Sonunda son dersinde bittiğini söyleyen zil çaldığında herkes bir yere yetişmeye çalışır gibi koşarak sınıftan çıkmıştı.

Küçükler hyunglarının gelmesini beklerken okulun içinden çıkmalarını izlediler. Minho merdivenlerden inerken kendini chanın sırtına atmış çantasınıda changbine fırlatmıştı. Kravatını başına bağlamış gömleğinin bir iki düğmesi de açıktı. " Ulan var ya beni kafes dövüşüne çağırdılar diğerlerine acıdım diye ben gitmedim alayınız gelse ne olur " changbin ve Chan ona gülerken diğerleri minhonun baktığı yere dönmüştü. " Yine o salaklarla laf yarışına girdi değil mi ? " Jisung kendilerine yaklaşan Chana sormuştu. Chansa kafasını sallamıştı. Minho her zaman sınıfındaki çocuklarla laf yarışına girer kazanınca da güç gösterisi yapardı.

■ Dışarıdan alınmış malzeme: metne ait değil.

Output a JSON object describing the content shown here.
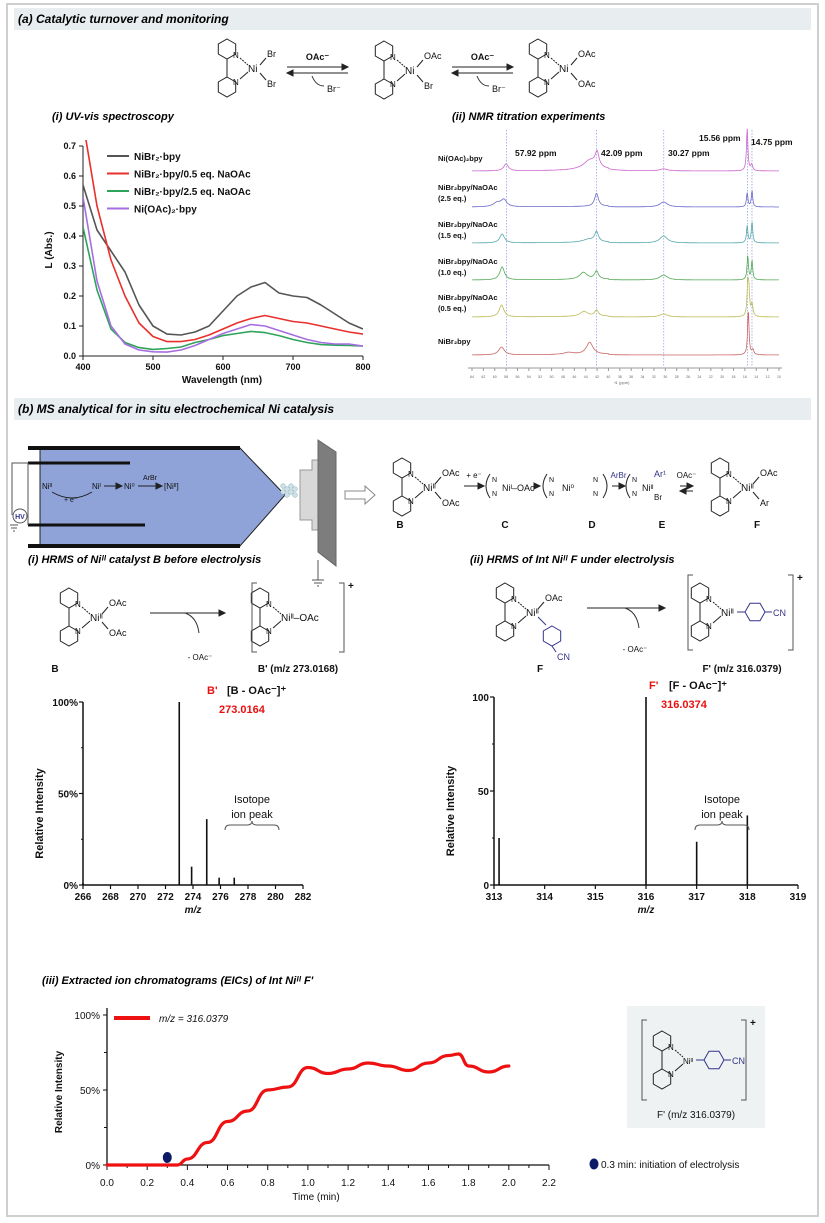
{
  "panel_a": {
    "title": "(a) Catalytic turnover and monitoring",
    "scheme": {
      "n": "N",
      "complexes": [
        {
          "metal": "Ni",
          "ligands": [
            "Br",
            "Br"
          ]
        },
        {
          "metal": "Ni",
          "ligands": [
            "OAc",
            "Br"
          ]
        },
        {
          "metal": "Ni",
          "ligands": [
            "OAc",
            "OAc"
          ]
        }
      ],
      "arrows": [
        {
          "top": "OAc⁻",
          "bottom": "Br⁻"
        },
        {
          "top": "OAc⁻",
          "bottom": "Br⁻"
        }
      ]
    },
    "uv_subtitle": "(i) UV-vis spectroscopy",
    "nmr_subtitle": "(ii) NMR titration experiments"
  },
  "panel_b": {
    "title": "(b) MS analytical for in situ electrochemical Ni catalysis",
    "emitter": {
      "ni2": "Niᴵᴵ",
      "e": "+ e⁻",
      "ni1": "Niᴵ",
      "ni0": "Ni⁰",
      "arbr": "ArBr",
      "ni2b": "[Niᴵᴵ]",
      "hv": "HV"
    },
    "mechanism": {
      "species": [
        {
          "id": "B",
          "metal": "Niᴵᴵ",
          "ligands": [
            "OAc",
            "OAc"
          ]
        },
        {
          "id": "C",
          "text": "Niᴵ–OAc"
        },
        {
          "id": "D",
          "text": "Ni⁰"
        },
        {
          "id": "E",
          "metal": "Niᴵᴵ",
          "ligands": [
            "Ar¹",
            "Br"
          ]
        },
        {
          "id": "F",
          "metal": "Niᴵᴵ",
          "ligands": [
            "OAc",
            "Ar"
          ]
        }
      ],
      "arrows": [
        "+ e⁻",
        "",
        "ArBr",
        "OAc⁻"
      ]
    },
    "hrms_i": {
      "title": "(i) HRMS of Niᴵᴵ catalyst B before electrolysis",
      "reactant": {
        "id": "B",
        "metal": "Niᴵᴵ",
        "ligands": [
          "OAc",
          "OAc"
        ]
      },
      "loss": "- OAc⁻",
      "product": {
        "metal": "Niᴵᴵ–OAc",
        "charge": "+",
        "label": "B' (m/z 273.0168)"
      },
      "peak_tag": "B'",
      "peak_formula": "[B - OAc⁻]⁺",
      "peak_value": "273.0164",
      "isotope": [
        "Isotope",
        "ion peak"
      ]
    },
    "hrms_ii": {
      "title": "(ii) HRMS of  Int Niᴵᴵ F under electrolysis",
      "reactant": {
        "id": "F",
        "metal": "Niᴵᴵ",
        "ligands": [
          "OAc"
        ],
        "aryl": "CN"
      },
      "loss": "- OAc⁻",
      "product": {
        "metal": "Niᴵᴵ",
        "aryl": "CN",
        "charge": "+",
        "label": "F' (m/z 316.0379)"
      },
      "peak_tag": "F'",
      "peak_formula": "[F - OAc⁻]⁺",
      "peak_value": "316.0374",
      "isotope": [
        "Isotope",
        "ion peak"
      ]
    },
    "eic": {
      "title": "(iii) Extracted ion chromatograms (EICs) of Int Niᴵᴵ F'",
      "inset": {
        "metal": "Niᴵᴵ",
        "aryl": "CN",
        "charge": "+",
        "label": "F' (m/z 316.0379)"
      },
      "marker_note": "0.3 min: initiation of electrolysis"
    }
  },
  "chart_data": [
    {
      "id": "uv",
      "type": "line",
      "title": "(i) UV-vis spectroscopy",
      "xlabel": "Wavelength (nm)",
      "ylabel": "L (Abs.)",
      "xlim": [
        400,
        800
      ],
      "ylim": [
        0,
        0.7
      ],
      "xticks": [
        "400",
        "500",
        "600",
        "700",
        "800"
      ],
      "yticks": [
        "0.0",
        "0.1",
        "0.2",
        "0.3",
        "0.4",
        "0.5",
        "0.6",
        "0.7"
      ],
      "legend": "top-left",
      "x": [
        400,
        420,
        440,
        460,
        480,
        500,
        520,
        540,
        560,
        580,
        600,
        620,
        640,
        660,
        680,
        700,
        720,
        740,
        760,
        780,
        800
      ],
      "series": [
        {
          "name": "NiBr₂·bpy",
          "color": "#555555",
          "values": [
            0.57,
            0.42,
            0.35,
            0.28,
            0.17,
            0.1,
            0.073,
            0.07,
            0.08,
            0.1,
            0.15,
            0.2,
            0.23,
            0.245,
            0.21,
            0.2,
            0.195,
            0.17,
            0.14,
            0.11,
            0.09
          ]
        },
        {
          "name": "NiBr₂·bpy/0.5 eq. NaOAc",
          "color": "#e8302c",
          "values": [
            0.78,
            0.5,
            0.32,
            0.2,
            0.11,
            0.065,
            0.048,
            0.048,
            0.055,
            0.07,
            0.09,
            0.11,
            0.125,
            0.135,
            0.125,
            0.115,
            0.11,
            0.1,
            0.09,
            0.08,
            0.073
          ]
        },
        {
          "name": "NiBr₂·bpy/2.5 eq. NaOAc",
          "color": "#2ea35a",
          "values": [
            0.43,
            0.22,
            0.09,
            0.045,
            0.028,
            0.022,
            0.025,
            0.03,
            0.045,
            0.055,
            0.068,
            0.075,
            0.082,
            0.078,
            0.068,
            0.055,
            0.045,
            0.038,
            0.036,
            0.035,
            0.033
          ]
        },
        {
          "name": "Ni(OAc)₂·bpy",
          "color": "#a66ee0",
          "values": [
            0.53,
            0.25,
            0.1,
            0.04,
            0.02,
            0.014,
            0.013,
            0.02,
            0.035,
            0.055,
            0.075,
            0.09,
            0.105,
            0.1,
            0.085,
            0.07,
            0.055,
            0.045,
            0.04,
            0.04,
            0.033
          ]
        }
      ]
    },
    {
      "id": "nmr",
      "type": "line",
      "title": "(ii) NMR titration experiments",
      "xlabel": "f1 (ppm)",
      "xlim": [
        64,
        10
      ],
      "xticks": [
        "64",
        "62",
        "60",
        "58",
        "56",
        "54",
        "52",
        "50",
        "48",
        "46",
        "44",
        "42",
        "40",
        "38",
        "36",
        "34",
        "32",
        "30",
        "28",
        "26",
        "24",
        "22",
        "20",
        "18",
        "16",
        "14",
        "12",
        "10"
      ],
      "markers": [
        {
          "ppm": 57.92,
          "label": "57.92 ppm"
        },
        {
          "ppm": 42.09,
          "label": "42.09 ppm"
        },
        {
          "ppm": 30.27,
          "label": "30.27 ppm"
        },
        {
          "ppm": 15.56,
          "label": "15.56 ppm"
        },
        {
          "ppm": 14.75,
          "label": "14.75 ppm"
        }
      ],
      "series": [
        {
          "name": "Ni(OAc)₂bpy",
          "sub": "",
          "color": "#cc66cc",
          "peaks": [
            [
              58.0,
              7,
              0.5
            ],
            [
              43.2,
              10,
              1.5
            ],
            [
              42.0,
              14,
              0.4
            ],
            [
              30.3,
              2,
              0.8
            ],
            [
              15.6,
              42,
              0.15
            ],
            [
              14.8,
              6,
              0.2
            ]
          ]
        },
        {
          "name": "NiBr₂bpy/NaOAc",
          "sub": "(2.5 eq.)",
          "color": "#6a6acc",
          "peaks": [
            [
              59.6,
              4,
              0.8
            ],
            [
              58.4,
              7,
              0.6
            ],
            [
              42.1,
              13,
              0.4
            ],
            [
              30.3,
              5,
              0.8
            ],
            [
              15.6,
              14,
              0.15
            ],
            [
              14.75,
              16,
              0.15
            ]
          ]
        },
        {
          "name": "NiBr₂bpy/NaOAc",
          "sub": "(1.5 eq.)",
          "color": "#55aaaa",
          "peaks": [
            [
              58.7,
              9,
              0.5
            ],
            [
              43.5,
              3,
              1.2
            ],
            [
              42.1,
              10,
              0.4
            ],
            [
              30.3,
              7,
              0.8
            ],
            [
              15.6,
              17,
              0.15
            ],
            [
              14.75,
              21,
              0.15
            ]
          ]
        },
        {
          "name": "NiBr₂bpy/NaOAc",
          "sub": "(1.0 eq.)",
          "color": "#55aa55",
          "peaks": [
            [
              58.7,
              13,
              0.5
            ],
            [
              44.4,
              7,
              0.8
            ],
            [
              42.1,
              8,
              0.4
            ],
            [
              30.3,
              5,
              0.8
            ],
            [
              15.5,
              24,
              0.15
            ],
            [
              14.75,
              19,
              0.15
            ]
          ]
        },
        {
          "name": "NiBr₂bpy/NaOAc",
          "sub": "(0.5 eq.)",
          "color": "#bbbb55",
          "peaks": [
            [
              58.8,
              12,
              0.5
            ],
            [
              44.3,
              5,
              0.8
            ],
            [
              42.1,
              6,
              0.4
            ],
            [
              30.3,
              3,
              0.8
            ],
            [
              15.5,
              30,
              0.15
            ],
            [
              15.3,
              24,
              0.15
            ],
            [
              14.75,
              12,
              0.2
            ]
          ]
        },
        {
          "name": "NiBr₂bpy",
          "sub": "",
          "color": "#cc6666",
          "peaks": [
            [
              58.8,
              8,
              0.6
            ],
            [
              47.0,
              2,
              1.0
            ],
            [
              43.3,
              12,
              0.7
            ],
            [
              15.4,
              45,
              0.15
            ],
            [
              14.6,
              5,
              0.2
            ]
          ]
        }
      ]
    },
    {
      "id": "ms_b",
      "type": "bar",
      "xlabel": "m/z",
      "ylabel": "Relative Intensity",
      "xlim": [
        266,
        282
      ],
      "ylim": [
        0,
        100
      ],
      "xticks": [
        "266",
        "268",
        "270",
        "272",
        "274",
        "276",
        "278",
        "280",
        "282"
      ],
      "yticks": [
        "0%",
        "50%",
        "100%"
      ],
      "peaks": [
        {
          "mz": 266.0,
          "intensity": 1
        },
        {
          "mz": 273.0,
          "intensity": 100
        },
        {
          "mz": 273.9,
          "intensity": 10
        },
        {
          "mz": 275.0,
          "intensity": 36
        },
        {
          "mz": 275.9,
          "intensity": 4
        },
        {
          "mz": 277.0,
          "intensity": 4
        }
      ]
    },
    {
      "id": "ms_f",
      "type": "bar",
      "xlabel": "m/z",
      "ylabel": "Relative Intensity",
      "xlim": [
        313,
        319
      ],
      "ylim": [
        0,
        100
      ],
      "xticks": [
        "313",
        "314",
        "315",
        "316",
        "317",
        "318",
        "319"
      ],
      "yticks": [
        "0",
        "50",
        "100"
      ],
      "peaks": [
        {
          "mz": 313.1,
          "intensity": 25
        },
        {
          "mz": 316.0,
          "intensity": 100
        },
        {
          "mz": 317.0,
          "intensity": 23
        },
        {
          "mz": 318.0,
          "intensity": 37
        }
      ]
    },
    {
      "id": "eic",
      "type": "line",
      "xlabel": "Time (min)",
      "ylabel": "Relative Intensity",
      "xlim": [
        0,
        2.2
      ],
      "ylim": [
        0,
        100
      ],
      "xticks": [
        "0.0",
        "0.2",
        "0.4",
        "0.6",
        "0.8",
        "1.0",
        "1.2",
        "1.4",
        "1.6",
        "1.8",
        "2.0",
        "2.2"
      ],
      "yticks": [
        "0%",
        "50%",
        "100%"
      ],
      "legend": "top-left",
      "series": [
        {
          "name": "m/z = 316.0379",
          "color": "#ee1111",
          "x": [
            0,
            0.3,
            0.35,
            0.4,
            0.5,
            0.6,
            0.7,
            0.8,
            0.9,
            1.0,
            1.1,
            1.2,
            1.3,
            1.4,
            1.5,
            1.6,
            1.7,
            1.75,
            1.8,
            1.9,
            2.0
          ],
          "values": [
            0,
            0,
            0,
            4,
            15,
            29,
            36,
            50,
            52,
            65,
            61,
            64,
            68,
            66,
            63,
            68,
            73,
            74,
            66,
            62,
            66
          ]
        }
      ],
      "marker": {
        "x": 0.3,
        "y": 5,
        "color": "#0d1a66"
      }
    }
  ]
}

Bu yüzden hepsi gülmeye başlamıştı. Chanda minhoyu sırtından indirmiş " yürü gidelim bütün okul bize bakıyor yine bugün bu kadar olay yeter " diye de eklemişti.

Jisung minhoyla sınıftaki olayı konuşuyor. Hyunjinse seungminin telefonundan gösterdiği notlara bakıyordu. Changbin felixe dong-hoyu nasıl döndüğünü anlatıyor yine yumruklarını havaya sallıyordu. Felixse sürekli kafasını sallayıp ne kadar güçlü olduğuyla ilgili şeyler söylüyordu.

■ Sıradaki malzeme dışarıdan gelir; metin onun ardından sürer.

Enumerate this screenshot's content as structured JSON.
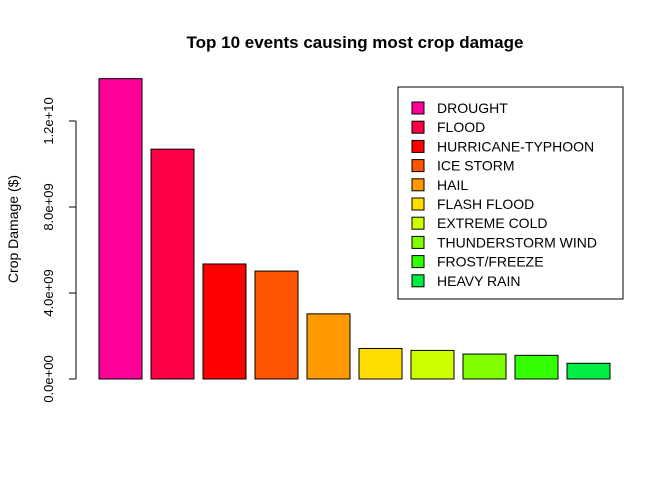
{
  "chart_data": {
    "type": "bar",
    "title": "Top 10 events causing most crop damage",
    "xlabel": "",
    "ylabel": "Crop Damage ($)",
    "ylim": [
      0,
      14000000000
    ],
    "yticks": [
      0,
      4000000000,
      8000000000,
      12000000000
    ],
    "ytick_labels": [
      "0.0e+00",
      "4.0e+09",
      "8.0e+09",
      "1.2e+10"
    ],
    "categories": [
      "DROUGHT",
      "FLOOD",
      "HURRICANE-TYPHOON",
      "ICE STORM",
      "HAIL",
      "FLASH FLOOD",
      "EXTREME COLD",
      "THUNDERSTORM WIND",
      "FROST/FREEZE",
      "HEAVY RAIN"
    ],
    "values": [
      13970000000,
      10690000000,
      5350000000,
      5020000000,
      3030000000,
      1420000000,
      1330000000,
      1160000000,
      1100000000,
      730000000
    ],
    "colors": [
      "#FF0099",
      "#FF0044",
      "#FF0000",
      "#FF5500",
      "#FF9900",
      "#FFDD00",
      "#CCFF00",
      "#80FF00",
      "#33FF00",
      "#00EE44"
    ],
    "legend_position": "top-right",
    "grid": false
  }
}
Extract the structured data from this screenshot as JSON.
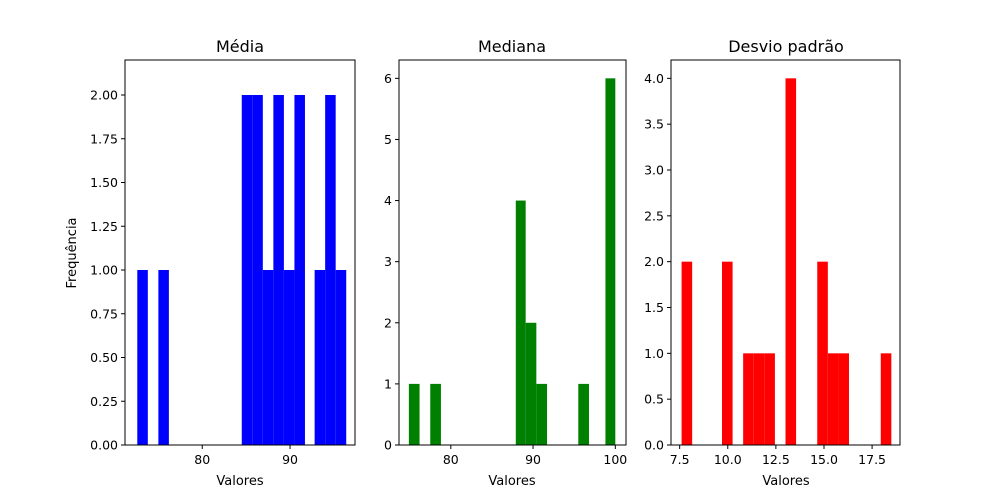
{
  "chart_data": [
    {
      "type": "bar",
      "title": "Média",
      "xlabel": "Valores",
      "ylabel": "Frequência",
      "color": "#0000ff",
      "xlim": [
        71.2,
        97.4
      ],
      "ylim": [
        0,
        2.2
      ],
      "xticks": [
        80,
        90
      ],
      "yticks": [
        "0.00",
        "0.25",
        "0.50",
        "0.75",
        "1.00",
        "1.25",
        "1.50",
        "1.75",
        "2.00"
      ],
      "bins": [
        {
          "x0": 72.6,
          "x1": 73.8,
          "count": 1
        },
        {
          "x0": 75.0,
          "x1": 76.2,
          "count": 1
        },
        {
          "x0": 84.5,
          "x1": 85.7,
          "count": 2
        },
        {
          "x0": 85.7,
          "x1": 86.9,
          "count": 2
        },
        {
          "x0": 86.9,
          "x1": 88.1,
          "count": 1
        },
        {
          "x0": 88.1,
          "x1": 89.3,
          "count": 2
        },
        {
          "x0": 89.3,
          "x1": 90.5,
          "count": 1
        },
        {
          "x0": 90.5,
          "x1": 91.7,
          "count": 2
        },
        {
          "x0": 92.8,
          "x1": 94.0,
          "count": 1
        },
        {
          "x0": 94.0,
          "x1": 95.2,
          "count": 2
        },
        {
          "x0": 95.2,
          "x1": 96.4,
          "count": 1
        }
      ]
    },
    {
      "type": "bar",
      "title": "Mediana",
      "xlabel": "Valores",
      "ylabel": "",
      "color": "#008000",
      "xlim": [
        73.7,
        101.3
      ],
      "ylim": [
        0,
        6.3
      ],
      "xticks": [
        80,
        90,
        100
      ],
      "yticks": [
        "0",
        "1",
        "2",
        "3",
        "4",
        "5",
        "6"
      ],
      "bins": [
        {
          "x0": 74.9,
          "x1": 76.2,
          "count": 1
        },
        {
          "x0": 77.5,
          "x1": 78.8,
          "count": 1
        },
        {
          "x0": 87.9,
          "x1": 89.1,
          "count": 4
        },
        {
          "x0": 89.1,
          "x1": 90.4,
          "count": 2
        },
        {
          "x0": 90.4,
          "x1": 91.7,
          "count": 1
        },
        {
          "x0": 95.5,
          "x1": 96.8,
          "count": 1
        },
        {
          "x0": 98.8,
          "x1": 100.0,
          "count": 6
        }
      ]
    },
    {
      "type": "bar",
      "title": "Desvio padrão",
      "xlabel": "Valores",
      "ylabel": "",
      "color": "#ff0000",
      "xlim": [
        7.05,
        18.95
      ],
      "ylim": [
        0,
        4.2
      ],
      "xticks": [
        "7.5",
        "10.0",
        "12.5",
        "15.0",
        "17.5"
      ],
      "yticks": [
        "0.0",
        "0.5",
        "1.0",
        "1.5",
        "2.0",
        "2.5",
        "3.0",
        "3.5",
        "4.0"
      ],
      "bins": [
        {
          "x0": 7.6,
          "x1": 8.15,
          "count": 2
        },
        {
          "x0": 9.7,
          "x1": 10.25,
          "count": 2
        },
        {
          "x0": 10.8,
          "x1": 11.35,
          "count": 1
        },
        {
          "x0": 11.35,
          "x1": 11.9,
          "count": 1
        },
        {
          "x0": 11.9,
          "x1": 12.45,
          "count": 1
        },
        {
          "x0": 13.0,
          "x1": 13.55,
          "count": 4
        },
        {
          "x0": 14.65,
          "x1": 15.2,
          "count": 2
        },
        {
          "x0": 15.2,
          "x1": 15.75,
          "count": 1
        },
        {
          "x0": 15.75,
          "x1": 16.3,
          "count": 1
        },
        {
          "x0": 17.95,
          "x1": 18.5,
          "count": 1
        }
      ]
    }
  ]
}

Jeongin telefonuna bakarak yürüyen chanı izlemekle meşguldü. Yine birilerine birşeyler yazıyor gibi görünüyordu. " Hyung bugün akşam için birşeyler yemeğe gidelim mi ? " Yavaşca yanına yaklaşıp konuştuğunda Chan dönüp ona bakmadan telefonunun ekranını kapatmış ve cebine koymuştu. " Aslında bugün biraz işim var jeong ama bakarız " demişti. " Şey pekala o zaman daha sonra konuşuruz bunu " zorlama olduğu çok belli olan gülümsemesiyle hyunguna bakmaya devam etmişti ama Chan ona bakmamak için o kadar direniyordu ki oda adımlarını arkadaşlarının yanına çevirdi.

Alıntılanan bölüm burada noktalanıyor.